The successful testing of the 3D rocket fuel pump with liquid methane by NASA has led to yet another marvel in innovation. Liquid methane acts as a propellant for spacecraft travelling to Mars and other space expeditions.
This breakthrough was possible due to the use of 3D printing technology which enabled the fast designing, processing, and testing of 2 identical turbo pumps, one that would function with liquid methane and the other with liquid hydrogen.
These turbopumps have turbines that generated 600 horsepower during tests and the made 36000 revolutions per minutes producing 600 gallons of liquid methane which generates 22500 pounds of engine power.
Also, liquid methane can be cooled to minus 159 degree Celsius, as opposed to liquid hydrogen that is cooled to minus 240 degree Celsius. Thus, liquid methane boils much slowly and can be easily stored for longer periods, making it viable for Mars missions.

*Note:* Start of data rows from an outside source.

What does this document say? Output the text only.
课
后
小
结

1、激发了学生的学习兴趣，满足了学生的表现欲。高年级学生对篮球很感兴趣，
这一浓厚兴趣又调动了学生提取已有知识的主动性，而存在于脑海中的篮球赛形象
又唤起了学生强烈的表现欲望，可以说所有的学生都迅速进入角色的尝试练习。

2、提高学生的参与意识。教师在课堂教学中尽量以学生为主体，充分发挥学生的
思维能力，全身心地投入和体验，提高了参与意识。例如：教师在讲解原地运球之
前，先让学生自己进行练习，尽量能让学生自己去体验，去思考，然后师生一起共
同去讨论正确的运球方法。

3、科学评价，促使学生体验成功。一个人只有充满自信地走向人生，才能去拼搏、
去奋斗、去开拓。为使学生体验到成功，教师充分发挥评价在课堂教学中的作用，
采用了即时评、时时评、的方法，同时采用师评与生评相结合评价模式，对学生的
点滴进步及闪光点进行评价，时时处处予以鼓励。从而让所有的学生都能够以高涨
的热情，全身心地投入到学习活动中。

Carbon dioxide which is abundantly found in the Mars atmosphere can be used to generate methane rocket fuel, which is another big advantage.
Liquid methane and hydrogen have varied densities causing the turbo pump to run at different speeds to generate the same power. This also proves that the turbo engine can function with different fuels and ensures the successful testing of the 3D printed parts.
3D print technology has made it possible to manufacture the turbopump with 45% lesser components. This was stated by Nick Case, the Marshal Propulsion engineer at NASA, who further went on to say that the next leap would be to test liquid methane with other 3D printed engine parts, in a similar environment as that of hydrogen tests.